While Tomas Tokovyi was studying for a biochemistry degree, bombs were exploding a few hundred metres from his family home.

The 21-year-old spent much of his final year at the University of Bristol raising awareness and funds for the Ukrainian war effort – yet still got the highest grade of all his 120 course mates.

Mr Tokovyi was 13 during Ukraine’s Revolution of Dignity, and he remembers travelling 50 miles from his home city of Bila Tserkva to see the protests in Kyiv.

He recalled: “Almost a million people came from all over Ukraine to protest. It was like a city inside Kyiv had emerged.

“It wasn’t a very peaceful protest, many died… a lot of people who protested were university students.”

In 2017, Mr Tokovyi was one of just three Ukrainians given a HMC Scholarship to study A-levels in the UK.

He said: “I got the letter at about 11pm. I was with my mother and brother, and we were all silent for a good 15 minutes, we knew it would be life-changing.”

At his placement school Pangbourne College, near Reading, Mr Tokovyi got straight As, captained his maths team to competition wins and earnt a place at the University of Bristol.

“I picked Bristol because of its very, very strong biochemistry school and the teaching there,” he said.

At Bristol he was elected as a course representative three years running and volunteered as a tutor in deprived areas of the city.

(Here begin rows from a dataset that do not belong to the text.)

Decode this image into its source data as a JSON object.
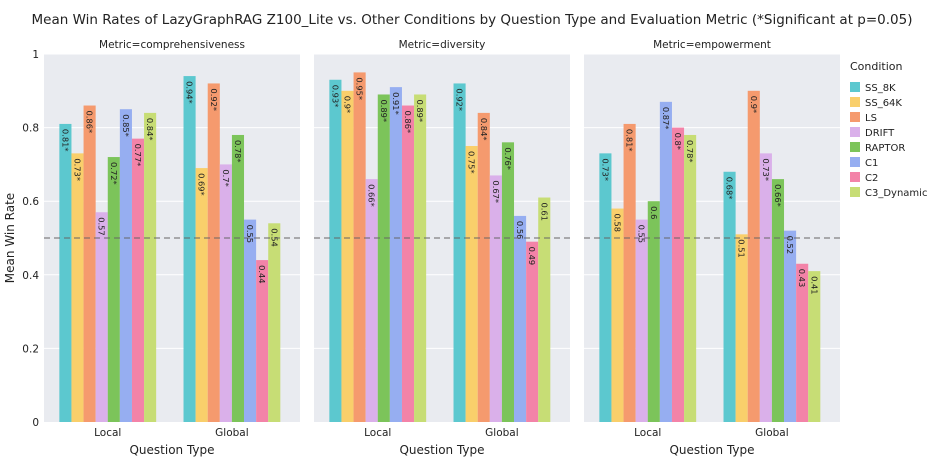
{
  "chart_data": {
    "type": "bar",
    "title": "Mean Win Rates of LazyGraphRAG Z100_Lite vs. Other Conditions by Question Type and Evaluation Metric (*Significant at p=0.05)",
    "xlabel": "Question Type",
    "ylabel": "Mean Win Rate",
    "ylim": [
      0,
      1
    ],
    "yticks": [
      "0",
      "0.2",
      "0.4",
      "0.6",
      "0.8",
      "1"
    ],
    "reference_line": 0.5,
    "legend_title": "Condition",
    "legend_position": "right",
    "categories": [
      "Local",
      "Global"
    ],
    "series": [
      {
        "name": "SS_8K",
        "color": "#5cc8cf"
      },
      {
        "name": "SS_64K",
        "color": "#f9cf6b"
      },
      {
        "name": "LS",
        "color": "#f59a6e"
      },
      {
        "name": "DRIFT",
        "color": "#dab0ea"
      },
      {
        "name": "RAPTOR",
        "color": "#7cc45a"
      },
      {
        "name": "C1",
        "color": "#96aef1"
      },
      {
        "name": "C2",
        "color": "#f383a8"
      },
      {
        "name": "C3_Dynamic",
        "color": "#c7dd75"
      }
    ],
    "facets": [
      {
        "title": "Metric=comprehensiveness",
        "groups": [
          {
            "category": "Local",
            "values": [
              0.81,
              0.73,
              0.86,
              0.57,
              0.72,
              0.85,
              0.77,
              0.84
            ],
            "labels": [
              "0.81*",
              "0.73*",
              "0.86*",
              "0.57",
              "0.72*",
              "0.85*",
              "0.77*",
              "0.84*"
            ]
          },
          {
            "category": "Global",
            "values": [
              0.94,
              0.69,
              0.92,
              0.7,
              0.78,
              0.55,
              0.44,
              0.54
            ],
            "labels": [
              "0.94*",
              "0.69*",
              "0.92*",
              "0.7*",
              "0.78*",
              "0.55",
              "0.44",
              "0.54"
            ]
          }
        ]
      },
      {
        "title": "Metric=diversity",
        "groups": [
          {
            "category": "Local",
            "values": [
              0.93,
              0.9,
              0.95,
              0.66,
              0.89,
              0.91,
              0.86,
              0.89
            ],
            "labels": [
              "0.93*",
              "0.9*",
              "0.95*",
              "0.66*",
              "0.89*",
              "0.91*",
              "0.86*",
              "0.89*"
            ]
          },
          {
            "category": "Global",
            "values": [
              0.92,
              0.75,
              0.84,
              0.67,
              0.76,
              0.56,
              0.49,
              0.61
            ],
            "labels": [
              "0.92*",
              "0.75*",
              "0.84*",
              "0.67*",
              "0.76*",
              "0.56",
              "0.49",
              "0.61"
            ]
          }
        ]
      },
      {
        "title": "Metric=empowerment",
        "groups": [
          {
            "category": "Local",
            "values": [
              0.73,
              0.58,
              0.81,
              0.55,
              0.6,
              0.87,
              0.8,
              0.78
            ],
            "labels": [
              "0.73*",
              "0.58",
              "0.81*",
              "0.55",
              "0.6",
              "0.87*",
              "0.8*",
              "0.78*"
            ]
          },
          {
            "category": "Global",
            "values": [
              0.68,
              0.51,
              0.9,
              0.73,
              0.66,
              0.52,
              0.43,
              0.41
            ],
            "labels": [
              "0.68*",
              "0.51",
              "0.9*",
              "0.73*",
              "0.66*",
              "0.52",
              "0.43",
              "0.41"
            ]
          }
        ]
      }
    ]
  }
}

In his final year, Russia invaded Ukraine.

“To say I was shocked is to say nothing,” he said. “When I read the news, I froze. It’s still hard to believe now that it’s happening.

“Soon my home city, including where me mum and brother live, was being bombarded. You feel helpless, like you are a passenger.

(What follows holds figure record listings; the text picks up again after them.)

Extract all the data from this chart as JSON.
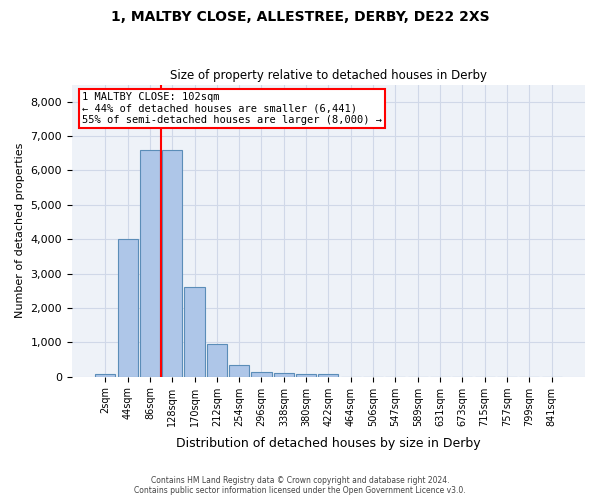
{
  "title1": "1, MALTBY CLOSE, ALLESTREE, DERBY, DE22 2XS",
  "title2": "Size of property relative to detached houses in Derby",
  "xlabel": "Distribution of detached houses by size in Derby",
  "ylabel": "Number of detached properties",
  "bar_values": [
    90,
    4000,
    6600,
    6600,
    2620,
    960,
    330,
    130,
    120,
    80,
    70,
    0,
    0,
    0,
    0,
    0,
    0,
    0,
    0,
    0,
    0
  ],
  "bar_labels": [
    "2sqm",
    "44sqm",
    "86sqm",
    "128sqm",
    "170sqm",
    "212sqm",
    "254sqm",
    "296sqm",
    "338sqm",
    "380sqm",
    "422sqm",
    "464sqm",
    "506sqm",
    "547sqm",
    "589sqm",
    "631sqm",
    "673sqm",
    "715sqm",
    "757sqm",
    "799sqm",
    "841sqm"
  ],
  "bar_color": "#aec6e8",
  "bar_edgecolor": "#5b8db8",
  "grid_color": "#d0d8e8",
  "background_color": "#eef2f8",
  "vline_x": 2.5,
  "vline_color": "red",
  "annotation_line1": "1 MALTBY CLOSE: 102sqm",
  "annotation_line2": "← 44% of detached houses are smaller (6,441)",
  "annotation_line3": "55% of semi-detached houses are larger (8,000) →",
  "annotation_box_color": "red",
  "ylim": [
    0,
    8500
  ],
  "yticks": [
    0,
    1000,
    2000,
    3000,
    4000,
    5000,
    6000,
    7000,
    8000
  ],
  "footer1": "Contains HM Land Registry data © Crown copyright and database right 2024.",
  "footer2": "Contains public sector information licensed under the Open Government Licence v3.0."
}
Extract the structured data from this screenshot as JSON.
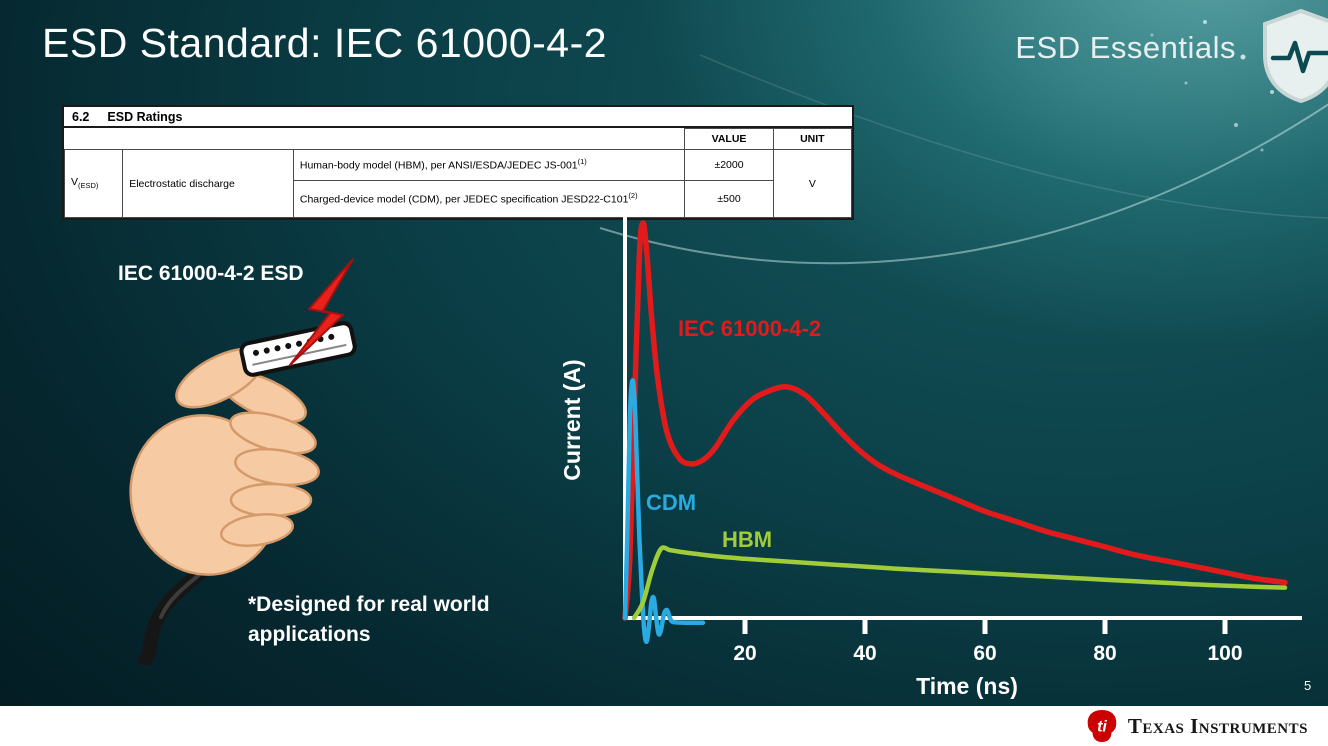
{
  "slide": {
    "title": "ESD Standard: IEC 61000-4-2",
    "brand": "ESD Essentials",
    "page_number": "5"
  },
  "ratings_table": {
    "section_num": "6.2",
    "section_name": "ESD Ratings",
    "col_value": "VALUE",
    "col_unit": "UNIT",
    "param_symbol": "V",
    "param_symbol_sub": "(ESD)",
    "param_name": "Electrostatic discharge",
    "rows": [
      {
        "desc": "Human-body model (HBM), per ANSI/ESDA/JEDEC JS-001",
        "sup": "(1)",
        "value": "±2000"
      },
      {
        "desc": "Charged-device model (CDM), per JEDEC specification JESD22-C101",
        "sup": "(2)",
        "value": "±500"
      }
    ],
    "unit": "V"
  },
  "left_panel": {
    "connector_label": "IEC 61000-4-2 ESD",
    "note_line1": "*Designed for real world",
    "note_line2": "applications"
  },
  "chart_data": {
    "type": "line",
    "title": "",
    "xlabel": "Time (ns)",
    "ylabel": "Current (A)",
    "xticks": [
      20,
      40,
      60,
      80,
      100
    ],
    "x_range": [
      0,
      110
    ],
    "y_range_relative": [
      0,
      1
    ],
    "grid": false,
    "legend_position": "inline-labels",
    "series": [
      {
        "name": "IEC 61000-4-2",
        "color": "#e11b1b",
        "points": [
          [
            0,
            0
          ],
          [
            0.8,
            0.15
          ],
          [
            1.6,
            0.55
          ],
          [
            2.4,
            0.92
          ],
          [
            3,
            1.0
          ],
          [
            3.6,
            0.93
          ],
          [
            4.5,
            0.75
          ],
          [
            5.5,
            0.6
          ],
          [
            7,
            0.47
          ],
          [
            9,
            0.405
          ],
          [
            11,
            0.39
          ],
          [
            13,
            0.4
          ],
          [
            15,
            0.43
          ],
          [
            18,
            0.5
          ],
          [
            21,
            0.55
          ],
          [
            24,
            0.575
          ],
          [
            27,
            0.585
          ],
          [
            30,
            0.565
          ],
          [
            33,
            0.52
          ],
          [
            36,
            0.47
          ],
          [
            39,
            0.425
          ],
          [
            42,
            0.39
          ],
          [
            45,
            0.365
          ],
          [
            48,
            0.345
          ],
          [
            52,
            0.32
          ],
          [
            56,
            0.295
          ],
          [
            60,
            0.27
          ],
          [
            65,
            0.245
          ],
          [
            70,
            0.22
          ],
          [
            75,
            0.2
          ],
          [
            80,
            0.18
          ],
          [
            85,
            0.16
          ],
          [
            90,
            0.145
          ],
          [
            95,
            0.13
          ],
          [
            100,
            0.115
          ],
          [
            105,
            0.1
          ],
          [
            110,
            0.09
          ]
        ]
      },
      {
        "name": "CDM",
        "color": "#29aae1",
        "points": [
          [
            0,
            0
          ],
          [
            0.4,
            0.22
          ],
          [
            0.8,
            0.5
          ],
          [
            1.2,
            0.6
          ],
          [
            1.6,
            0.55
          ],
          [
            2,
            0.38
          ],
          [
            2.4,
            0.2
          ],
          [
            2.8,
            0.07
          ],
          [
            3.2,
            -0.03
          ],
          [
            3.6,
            -0.06
          ],
          [
            4,
            -0.02
          ],
          [
            4.4,
            0.04
          ],
          [
            4.8,
            0.05
          ],
          [
            5.2,
            0
          ],
          [
            5.6,
            -0.04
          ],
          [
            6,
            -0.03
          ],
          [
            6.5,
            0.01
          ],
          [
            7,
            0.02
          ],
          [
            7.5,
            0
          ],
          [
            8,
            -0.01
          ],
          [
            10,
            -0.012
          ],
          [
            13,
            -0.012
          ]
        ]
      },
      {
        "name": "HBM",
        "color": "#a0cc3a",
        "points": [
          [
            1.5,
            0
          ],
          [
            3,
            0.04
          ],
          [
            4.5,
            0.12
          ],
          [
            6,
            0.175
          ],
          [
            7.5,
            0.172
          ],
          [
            9,
            0.168
          ],
          [
            12,
            0.162
          ],
          [
            16,
            0.155
          ],
          [
            20,
            0.15
          ],
          [
            25,
            0.145
          ],
          [
            30,
            0.14
          ],
          [
            35,
            0.135
          ],
          [
            40,
            0.13
          ],
          [
            45,
            0.125
          ],
          [
            50,
            0.121
          ],
          [
            55,
            0.117
          ],
          [
            60,
            0.113
          ],
          [
            65,
            0.109
          ],
          [
            70,
            0.105
          ],
          [
            75,
            0.101
          ],
          [
            80,
            0.097
          ],
          [
            85,
            0.093
          ],
          [
            90,
            0.089
          ],
          [
            95,
            0.085
          ],
          [
            100,
            0.082
          ],
          [
            105,
            0.079
          ],
          [
            110,
            0.077
          ]
        ]
      }
    ]
  },
  "footer": {
    "logo_text": "Texas Instruments"
  },
  "colors": {
    "bolt_red": "#e8211d",
    "ti_red": "#cc0000",
    "background_teal": "#0b3f47",
    "axis_white": "#ffffff"
  }
}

“We live 500 metres from a military base which has been targeted. To have explosions that close… it’s very difficult.”

After fighting broke out, his family moved to a safer village. But since moving back to Bila Tserkva, attacks have begun again.

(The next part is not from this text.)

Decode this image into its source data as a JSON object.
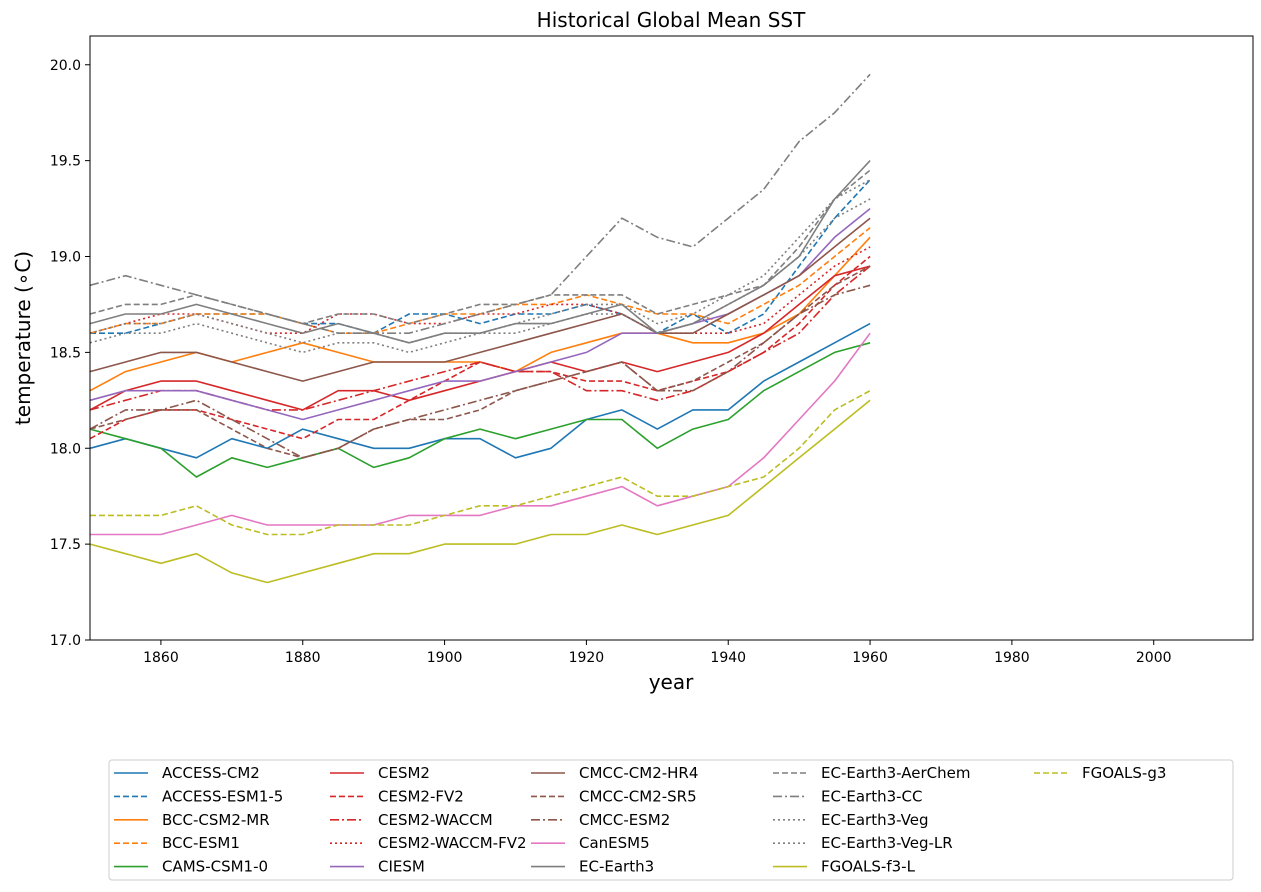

“Drones have been attacking,” he said. “They are 250kg and cause a lot of disruption. Again, this has been happening 500 metres from my house.”

Mr Tokovyi has organised several awareness-raising events, including one at the University of Bristol that attracted 200 people.

He is now studying for a masters in genomic medicine at the University of Oxford.

He said: “There are many more projects coming. I don’t want to be that guy who after the war is over thinks ‘I could’ve done more’.

“With the knowledge I get from Bristol and Oxford I want to develop a really strong biotech and entrepreneurial culture in Ukraine, to help rebuild my home and rebuild my country.

“I knew coming to the UK would be life-changing, and it was. I haven’t lost my drive at all, my motivation and hunger to build and help people has only grown.”